La sensibilité à l'oppression, tellement raffinée qu'elle se dérobe souverainement à toute idée de forçage émotionnel ou d'explication didactique, est ce qui touche infiniment dans un geste de cinéma, un rubato qui offre aux plans la possibilité d’être des surfaces d’affleurement (Affleurement est, on ne s’en étonnera pas, le titre d’un bel essai vidéo qui n’aurait pas dépareillé dans Five d’Abbas Kiarostami). Chaque plan fait ainsi sentir sa touche qui, en excédant la seule motivation intéressée de la signature, nous touche. C’est une autre manière de parler de cette juste mesure. C’est ce tact grâce auquel la représentation de la sexualité, dont les secrets peuplent les jardins publics algérois comme des animaux sauvages ou des plantes exotiques, prend la forme, avec La Parade de Taos (2009), d'un blason médiéval distribuant ses éléments érotiques et énigmatiques dans une composition fragmentaire digne d’un film de Robert Bresson.

 

 

 

Il a fallu plusieurs prises de vue tournées dans pas moins de cinq jardins algérois (dont deux plans montrant de loin le fameux jardin d'essai où, pour des raisons de réaménagement, le réalisateur n’a malheureusement pas pu tourner son film) pour composer un jardin utopique comme en a longtemps rêvé la tradition littéraire arabe. Par exemple le poète persan Saadi auteur au XIIIème siècle de Golistan – Le Jardin de roses ou la nouvelle Le Gardien issu du recueil La Ceinture de l’ogresse (1999) de Rachid Mimouni, la même qui a inspiré une parenthèse à Bienvenue à Madagascar (2015) de Franssou Prenant.

 

 

 

Déposé sur les sels d’argent de la pellicule, tourné en noir et blanc, La Parade de Taos est une pure offrande faite à Amal Kateb en femme vaincue mais sûrement pas défaite. C’est le sens de sa parade et l’héroïne, cette paonne en bute à la panne symbolique de toute une société, d’être une sœur silencieuse de la chanteuse Taos Amrouche. Dans le film, les blancs attrapent un soleil qui tape aussi dur et fort que l’œil de la loi quand les noirs sont les grains de beauté des plans. Avant l’à peine ombre de la folie à laquelle il est si difficile d’échapper, la pénombre est celle des secrets qui frémissent en lisière des images. Avec les signes cryptiques qu’on s’échange dans un bus comme un trafic clandestin, à l’orée des feuillages ou bien à la dérobée de la police des mœurs. Même quand des enfants qui n’ont jamais été innocents en prolongent pour rire et s’amuser la réelle férocité.

 

 

 

Il y a pourtant, dans La Parade de Taos, un amour qui ne coule pas en passant au-dessus de la ligne de flottaison.
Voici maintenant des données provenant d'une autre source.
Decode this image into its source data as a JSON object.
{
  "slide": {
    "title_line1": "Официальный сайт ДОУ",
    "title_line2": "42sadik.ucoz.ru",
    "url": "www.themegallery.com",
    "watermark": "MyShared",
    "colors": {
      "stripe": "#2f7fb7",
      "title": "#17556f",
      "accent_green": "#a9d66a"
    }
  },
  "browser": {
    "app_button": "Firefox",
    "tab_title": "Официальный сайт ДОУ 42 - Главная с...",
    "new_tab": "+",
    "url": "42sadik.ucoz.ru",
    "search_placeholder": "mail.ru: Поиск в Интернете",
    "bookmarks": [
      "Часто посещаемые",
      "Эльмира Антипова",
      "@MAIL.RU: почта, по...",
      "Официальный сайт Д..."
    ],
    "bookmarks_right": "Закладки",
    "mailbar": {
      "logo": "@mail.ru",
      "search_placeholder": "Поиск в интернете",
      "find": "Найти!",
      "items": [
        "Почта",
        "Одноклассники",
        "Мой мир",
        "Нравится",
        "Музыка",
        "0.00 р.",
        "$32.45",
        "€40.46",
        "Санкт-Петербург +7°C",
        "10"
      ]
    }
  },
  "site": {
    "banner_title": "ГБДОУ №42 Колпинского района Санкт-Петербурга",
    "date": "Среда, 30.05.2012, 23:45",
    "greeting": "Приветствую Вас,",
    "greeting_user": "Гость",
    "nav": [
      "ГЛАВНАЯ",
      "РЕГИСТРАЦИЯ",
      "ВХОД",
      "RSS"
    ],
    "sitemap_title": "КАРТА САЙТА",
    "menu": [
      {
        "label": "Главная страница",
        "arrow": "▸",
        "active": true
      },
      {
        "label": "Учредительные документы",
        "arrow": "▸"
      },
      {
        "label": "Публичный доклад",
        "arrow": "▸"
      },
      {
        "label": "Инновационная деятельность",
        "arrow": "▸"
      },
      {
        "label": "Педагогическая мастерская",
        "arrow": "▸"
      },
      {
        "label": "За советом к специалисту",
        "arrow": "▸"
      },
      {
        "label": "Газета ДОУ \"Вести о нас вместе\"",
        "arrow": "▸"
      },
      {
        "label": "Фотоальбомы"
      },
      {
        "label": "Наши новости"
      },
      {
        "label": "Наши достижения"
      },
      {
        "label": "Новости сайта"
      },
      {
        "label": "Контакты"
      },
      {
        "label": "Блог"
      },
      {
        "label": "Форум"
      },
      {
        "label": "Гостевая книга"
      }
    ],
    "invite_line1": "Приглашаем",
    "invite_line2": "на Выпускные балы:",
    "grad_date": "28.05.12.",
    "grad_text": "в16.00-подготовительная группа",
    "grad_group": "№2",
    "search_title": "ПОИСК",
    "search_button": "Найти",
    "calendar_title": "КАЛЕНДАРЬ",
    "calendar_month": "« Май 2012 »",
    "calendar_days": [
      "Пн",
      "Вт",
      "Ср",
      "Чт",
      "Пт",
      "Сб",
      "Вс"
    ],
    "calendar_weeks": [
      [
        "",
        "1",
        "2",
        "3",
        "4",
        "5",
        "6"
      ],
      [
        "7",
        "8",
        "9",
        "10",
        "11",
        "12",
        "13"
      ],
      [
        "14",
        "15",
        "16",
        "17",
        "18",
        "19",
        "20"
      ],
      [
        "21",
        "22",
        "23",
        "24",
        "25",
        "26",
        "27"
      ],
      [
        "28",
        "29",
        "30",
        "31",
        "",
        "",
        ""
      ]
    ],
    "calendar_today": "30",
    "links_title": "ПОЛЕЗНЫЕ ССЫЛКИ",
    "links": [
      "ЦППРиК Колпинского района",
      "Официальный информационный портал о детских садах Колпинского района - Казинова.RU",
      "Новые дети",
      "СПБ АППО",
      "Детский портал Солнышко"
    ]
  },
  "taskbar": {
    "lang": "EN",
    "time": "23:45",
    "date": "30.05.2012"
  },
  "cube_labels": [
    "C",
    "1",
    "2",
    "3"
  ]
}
Sa ligne d’erre est une résistance à la noyade du contrôle social et elle affleure à la surface de son dernier plan. Dans les paroles cryptées d'un vieux couple sourd-muet assis sur un banc, le secret d’un amour intraitable s’expose sans être percé. Pour cela, il a fallu un sens fou du tact pour faire que l’amour soit l’incommensurable dont se soutient toute image digne de ce nom.

 

 

 

Le tact est fou en effet, fou quand la juste mesure est, indiciblement, l’indication de l’incommensurable. La juste mesure a elle-même un secret que dit le tempo rubato et que souffle aussi le titre en langue inuktitut du premier film de Nazim Djemaï, qui disait déjà tout et qui continue de le dire aujourd’hui alors que le jour est tombé sur nous : Je ne sais pas.